Relatedly, the environmental assessment process is not the only means of review of the Secretary's siting decisions. The statute contemplates repeated review of the Secretary's action by the President, see § 112(c), 42 U.S.C. § 10132(c), the Congress, see §§ 114(a)(2)(A), 115, 42 U.S.C. §§ 10134(a)(2)(A), 10135 and the states, see § 116(b), 42 U.S.C. § 10136(b). We recognize that this step by step review process of the NWPA is intentionally repetitive and designed to assure that no site be chosen that is not safe for use as a repository, but in the face of so many planned opportunities for review, we are reluctant to imply more from the general language of section 119(a)(1)(A).
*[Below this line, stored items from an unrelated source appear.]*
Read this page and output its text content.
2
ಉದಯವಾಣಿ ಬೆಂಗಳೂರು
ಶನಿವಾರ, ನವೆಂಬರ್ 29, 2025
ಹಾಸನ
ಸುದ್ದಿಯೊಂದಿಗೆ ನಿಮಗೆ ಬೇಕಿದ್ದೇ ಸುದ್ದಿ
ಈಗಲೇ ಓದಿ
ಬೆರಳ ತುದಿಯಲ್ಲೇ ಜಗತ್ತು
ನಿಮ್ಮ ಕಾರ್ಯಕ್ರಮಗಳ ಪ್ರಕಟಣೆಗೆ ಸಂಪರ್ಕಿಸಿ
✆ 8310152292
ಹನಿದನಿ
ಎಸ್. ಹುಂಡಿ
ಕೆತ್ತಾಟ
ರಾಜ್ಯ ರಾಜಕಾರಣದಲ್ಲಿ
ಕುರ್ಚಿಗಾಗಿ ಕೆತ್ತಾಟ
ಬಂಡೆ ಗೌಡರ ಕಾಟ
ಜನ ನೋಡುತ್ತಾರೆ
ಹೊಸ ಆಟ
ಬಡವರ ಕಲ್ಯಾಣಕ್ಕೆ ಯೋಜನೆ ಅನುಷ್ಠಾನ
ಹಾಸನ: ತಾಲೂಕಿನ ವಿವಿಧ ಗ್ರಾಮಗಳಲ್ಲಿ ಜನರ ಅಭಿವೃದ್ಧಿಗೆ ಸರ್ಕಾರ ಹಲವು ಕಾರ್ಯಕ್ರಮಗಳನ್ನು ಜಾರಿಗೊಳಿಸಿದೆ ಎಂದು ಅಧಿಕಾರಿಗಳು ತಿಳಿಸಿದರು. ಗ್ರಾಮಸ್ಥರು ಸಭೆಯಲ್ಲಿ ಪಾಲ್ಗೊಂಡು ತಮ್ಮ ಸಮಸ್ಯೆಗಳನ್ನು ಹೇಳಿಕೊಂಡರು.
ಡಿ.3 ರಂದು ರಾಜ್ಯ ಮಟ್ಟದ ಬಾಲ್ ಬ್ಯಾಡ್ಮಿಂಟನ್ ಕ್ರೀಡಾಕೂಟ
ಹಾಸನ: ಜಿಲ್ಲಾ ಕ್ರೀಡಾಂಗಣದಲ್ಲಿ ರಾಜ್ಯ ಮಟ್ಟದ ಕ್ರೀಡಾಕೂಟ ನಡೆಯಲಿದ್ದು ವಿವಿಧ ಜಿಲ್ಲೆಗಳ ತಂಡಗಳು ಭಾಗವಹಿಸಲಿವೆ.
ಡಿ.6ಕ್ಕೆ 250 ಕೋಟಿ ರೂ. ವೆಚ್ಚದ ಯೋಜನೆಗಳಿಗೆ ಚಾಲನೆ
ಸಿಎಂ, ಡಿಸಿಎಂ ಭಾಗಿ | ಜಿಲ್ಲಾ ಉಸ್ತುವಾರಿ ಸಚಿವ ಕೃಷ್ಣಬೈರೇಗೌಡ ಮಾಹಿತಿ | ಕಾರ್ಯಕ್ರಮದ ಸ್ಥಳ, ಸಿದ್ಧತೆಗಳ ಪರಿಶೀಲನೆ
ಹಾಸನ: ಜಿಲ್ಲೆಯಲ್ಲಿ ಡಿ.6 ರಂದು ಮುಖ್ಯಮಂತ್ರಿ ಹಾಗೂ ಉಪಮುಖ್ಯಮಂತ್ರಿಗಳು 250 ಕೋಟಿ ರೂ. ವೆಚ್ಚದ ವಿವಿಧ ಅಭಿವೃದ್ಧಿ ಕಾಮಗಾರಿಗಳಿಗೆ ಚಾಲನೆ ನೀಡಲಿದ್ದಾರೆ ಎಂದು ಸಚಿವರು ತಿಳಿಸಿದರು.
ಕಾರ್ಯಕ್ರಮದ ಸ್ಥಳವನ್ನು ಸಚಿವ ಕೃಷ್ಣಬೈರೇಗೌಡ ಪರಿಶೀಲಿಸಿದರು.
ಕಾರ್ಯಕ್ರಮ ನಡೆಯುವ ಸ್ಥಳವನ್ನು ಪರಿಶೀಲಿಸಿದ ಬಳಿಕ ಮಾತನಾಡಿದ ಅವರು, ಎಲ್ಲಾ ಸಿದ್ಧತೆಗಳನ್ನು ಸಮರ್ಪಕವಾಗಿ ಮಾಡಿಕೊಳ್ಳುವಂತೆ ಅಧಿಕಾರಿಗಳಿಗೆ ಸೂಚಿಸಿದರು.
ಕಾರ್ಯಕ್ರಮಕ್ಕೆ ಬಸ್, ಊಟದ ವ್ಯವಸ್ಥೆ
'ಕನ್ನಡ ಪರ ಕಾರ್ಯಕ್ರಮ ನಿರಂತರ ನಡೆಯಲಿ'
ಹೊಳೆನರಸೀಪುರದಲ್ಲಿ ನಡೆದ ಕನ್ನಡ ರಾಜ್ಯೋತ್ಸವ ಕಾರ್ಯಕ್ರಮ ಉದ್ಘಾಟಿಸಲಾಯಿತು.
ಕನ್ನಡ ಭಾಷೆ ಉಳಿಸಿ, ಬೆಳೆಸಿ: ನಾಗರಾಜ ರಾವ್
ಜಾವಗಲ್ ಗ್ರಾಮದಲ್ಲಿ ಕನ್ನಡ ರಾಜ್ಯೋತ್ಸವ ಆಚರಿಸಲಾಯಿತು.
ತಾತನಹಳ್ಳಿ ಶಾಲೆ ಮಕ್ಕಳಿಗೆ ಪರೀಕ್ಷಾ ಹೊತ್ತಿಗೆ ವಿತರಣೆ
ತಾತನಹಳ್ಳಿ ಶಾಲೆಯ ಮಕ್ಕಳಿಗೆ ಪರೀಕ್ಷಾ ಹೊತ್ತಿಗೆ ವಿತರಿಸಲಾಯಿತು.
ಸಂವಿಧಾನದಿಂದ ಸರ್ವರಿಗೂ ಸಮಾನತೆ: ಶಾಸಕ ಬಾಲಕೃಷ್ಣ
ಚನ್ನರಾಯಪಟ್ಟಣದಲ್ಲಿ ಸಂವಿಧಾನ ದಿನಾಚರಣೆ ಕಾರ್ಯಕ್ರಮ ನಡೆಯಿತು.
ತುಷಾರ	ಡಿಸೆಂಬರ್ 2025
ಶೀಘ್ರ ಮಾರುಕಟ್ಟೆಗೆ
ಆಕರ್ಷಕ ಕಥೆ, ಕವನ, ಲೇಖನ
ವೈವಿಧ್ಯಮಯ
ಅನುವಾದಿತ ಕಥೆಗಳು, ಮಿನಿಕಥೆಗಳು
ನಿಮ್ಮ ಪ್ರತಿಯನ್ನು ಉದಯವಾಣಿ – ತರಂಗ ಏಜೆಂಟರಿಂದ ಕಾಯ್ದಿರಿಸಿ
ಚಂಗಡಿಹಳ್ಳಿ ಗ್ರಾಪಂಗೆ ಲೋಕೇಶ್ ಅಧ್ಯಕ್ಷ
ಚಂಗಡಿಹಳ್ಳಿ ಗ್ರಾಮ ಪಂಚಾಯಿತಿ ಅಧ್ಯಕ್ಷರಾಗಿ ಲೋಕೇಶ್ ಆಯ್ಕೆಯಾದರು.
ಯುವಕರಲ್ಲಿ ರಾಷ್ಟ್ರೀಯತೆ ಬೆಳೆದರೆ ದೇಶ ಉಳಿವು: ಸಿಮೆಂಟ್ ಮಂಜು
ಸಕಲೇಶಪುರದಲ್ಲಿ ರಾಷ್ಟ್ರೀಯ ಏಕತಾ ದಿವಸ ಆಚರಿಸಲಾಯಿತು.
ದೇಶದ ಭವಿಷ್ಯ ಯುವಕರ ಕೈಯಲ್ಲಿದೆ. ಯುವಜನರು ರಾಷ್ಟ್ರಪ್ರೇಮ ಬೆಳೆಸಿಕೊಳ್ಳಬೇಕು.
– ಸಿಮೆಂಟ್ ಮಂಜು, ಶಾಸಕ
The review procedures expressly provided were carefully planned with the statutory time frame in mind so that the ultimate goal of the NWPA, a working repository by the year 1998, could be achieved. Unnecessary judicial review will undoubtedly impede the Secretary's ability to meet that goal.
IV
In sum, we conclude that the Secretary's preliminary siting decisions challenged here by Texas and the private petitioners are not "final actions" which are ripe for our review. When considered in the context of the statutory scheme of the NWPA, these decisions are but a preliminary step to actions that will later be reviewable by this court. Review at this point would entail a waste of judicial and administrative resources, would be difficult to conduct in any event for lack of a meaningful framework within which such review may go forward, and would detract from the public review process currently in progress. All these considerations suggest that the Secretary's siting decisions challenged here are neither "final" nor "ripe" for judicial review. Accordingly, we grant the Secretary's motion to dismiss.